The current generation of gaming mice announce 1600 to 2500 "dpi" precision, using laser light, three or more times the number 18×18=324 of CCDs, and up to 6000 frames/sec, with a corresponding price multiplier.   Our algorithm achieves at least the same ≈1/100 mm precision, with at most the addition of a custom chip.
It is likely that a custom chip will in fact be needed.   A single iteration step of our current (completely unoptimised) implementation takes about 5 milliseconds on a 2.66GHz Intel XEON, and we are currently using four iterations per frame.   At kHz frame rates, we need to be twenty times faster.   Code optimisation will provide some of this, as will experiments to show how few images and how few polynomial coefficients can suffice for good results, using real data.   The algorithm, moreover, is straightforward to parallelise (the matrix entries corresponding to each polynomial coefficient can be handled separately, as can entries comparing different images to the reference one, without limiting the options for vector pipelining).   It is thus a standard development task to create a data flow chip that can sustain it at kHz frame rates.   Quantity production can then limit the unit cost.

Conclusions

Our algorithm fits a motion-descriptor to all the data (not just selected features) of a short sequence of images from a CCD camera array.   It achieves sub-pixel precision in motion reporting, and includes rotational data, which can be used both for its own value and to make the reported 'sideways' and 'forwards' directions consistent within a motion of the mouse.   It is highly parallelisable, allowing implementation on a chip that can process a flow of images at the 1kHz necessary for a 1mm-window optical mouse.   No hardware change in an existing optical mouse, other than the introduction of such a chip, is necessary.  The existing production line for a mouse with any of the different form factors, button configuration, etc., can thus be used without retooling or an increase in cost.

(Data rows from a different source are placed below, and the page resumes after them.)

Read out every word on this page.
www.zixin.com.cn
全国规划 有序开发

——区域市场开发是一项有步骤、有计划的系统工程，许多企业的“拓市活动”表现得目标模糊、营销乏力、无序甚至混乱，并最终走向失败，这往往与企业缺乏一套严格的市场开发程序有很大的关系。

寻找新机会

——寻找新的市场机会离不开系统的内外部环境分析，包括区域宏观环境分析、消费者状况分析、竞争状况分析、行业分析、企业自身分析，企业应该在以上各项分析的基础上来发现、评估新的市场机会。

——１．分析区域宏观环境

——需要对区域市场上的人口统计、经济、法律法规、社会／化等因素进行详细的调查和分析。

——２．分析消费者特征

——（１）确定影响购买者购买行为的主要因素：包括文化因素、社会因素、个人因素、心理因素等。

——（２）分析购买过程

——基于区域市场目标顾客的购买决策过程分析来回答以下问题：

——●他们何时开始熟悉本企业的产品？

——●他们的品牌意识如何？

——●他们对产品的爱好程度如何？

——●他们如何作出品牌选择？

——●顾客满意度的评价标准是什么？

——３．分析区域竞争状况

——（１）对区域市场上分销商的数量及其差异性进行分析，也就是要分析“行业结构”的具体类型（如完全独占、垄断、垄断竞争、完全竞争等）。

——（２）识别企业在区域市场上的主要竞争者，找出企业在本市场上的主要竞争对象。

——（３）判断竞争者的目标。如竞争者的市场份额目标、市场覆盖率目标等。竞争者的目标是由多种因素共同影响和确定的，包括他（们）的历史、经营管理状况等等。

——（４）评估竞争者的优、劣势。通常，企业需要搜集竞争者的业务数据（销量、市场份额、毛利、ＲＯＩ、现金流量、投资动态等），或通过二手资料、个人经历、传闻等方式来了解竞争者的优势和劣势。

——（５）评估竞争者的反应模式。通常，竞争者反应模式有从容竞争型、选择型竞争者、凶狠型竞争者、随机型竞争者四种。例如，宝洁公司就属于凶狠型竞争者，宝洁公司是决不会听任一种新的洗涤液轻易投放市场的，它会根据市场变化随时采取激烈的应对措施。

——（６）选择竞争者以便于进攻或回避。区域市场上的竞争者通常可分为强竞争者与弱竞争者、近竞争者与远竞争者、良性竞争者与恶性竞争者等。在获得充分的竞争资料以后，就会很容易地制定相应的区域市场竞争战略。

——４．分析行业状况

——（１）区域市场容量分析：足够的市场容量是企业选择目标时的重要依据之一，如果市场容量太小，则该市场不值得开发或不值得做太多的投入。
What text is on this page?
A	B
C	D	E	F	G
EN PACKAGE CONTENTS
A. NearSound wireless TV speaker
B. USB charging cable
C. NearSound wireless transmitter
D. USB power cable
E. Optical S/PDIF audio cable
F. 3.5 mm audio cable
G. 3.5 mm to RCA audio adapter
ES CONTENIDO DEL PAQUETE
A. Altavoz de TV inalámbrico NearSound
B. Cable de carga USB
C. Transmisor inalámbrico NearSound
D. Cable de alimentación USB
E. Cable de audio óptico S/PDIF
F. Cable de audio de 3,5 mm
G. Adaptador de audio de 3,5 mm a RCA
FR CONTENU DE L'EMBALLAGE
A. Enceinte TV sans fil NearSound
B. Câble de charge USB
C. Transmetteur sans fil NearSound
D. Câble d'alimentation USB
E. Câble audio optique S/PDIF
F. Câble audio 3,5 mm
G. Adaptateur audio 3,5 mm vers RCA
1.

This appears to be an excellent sensor algorithm on which to base the hardware for
  • a high-precision, economic XY  mouse

  • a consistent-direction XY  mouse, improving usability of now-existing XY  based software.

  • a `mushaca' mouse, improving usability of now-existing XY+scroll  based software,
    and enabling a new generation of user interactions in 2D and 3D.
 

References

  1. Agilent sensor spec
  2. Agilent white paper
  3. Engelbart D G, X-Y Position Indicator for a Display System, US Patent 3,541,541, issued 19 Nov. 1970.
  4. Kirsch, S, US patents 4,364,035 (1982), 4,390,873 (1983), 4,546,347 (1985).
  5. Open Computer Vision library.
  6. Poston T & Srikanth M, [2005], Computer Input Device Enabling Three Degrees of Freedom and Related Input and Feedback Methods.
  7. Poston T, Srikanth M B, Dinpuii H K Fente, 3D manipulation with a 3DOF mouse, in preparation.
  8. Poston T, Srikanth M B, [2006] Using a mouse that reports consistent-direction translation, and rotation,in preparation.
  9. [URL for the mushaca web presence]
  10. MacKenzie I S, Soukoreff W R, & Pal C, A two-ball mouse affords three degrees of freedom, in Extended Abstracts of the CHI '97 Conference on Human Factors in Computing Systems, ACM, 1997, 303–304.
  11. Bohn D, Pointing device having rotational sensing mechanisms, US Patent No. 5,561,445.
  12. Zhai S & MacKenzie I S, Teaching old mice new tricks: Innovations in computer mouse design, Proc. Ergon-Axia '98 — the First World Congress on Ergonomics for Global Quality and Productivity, 80–83, 1998.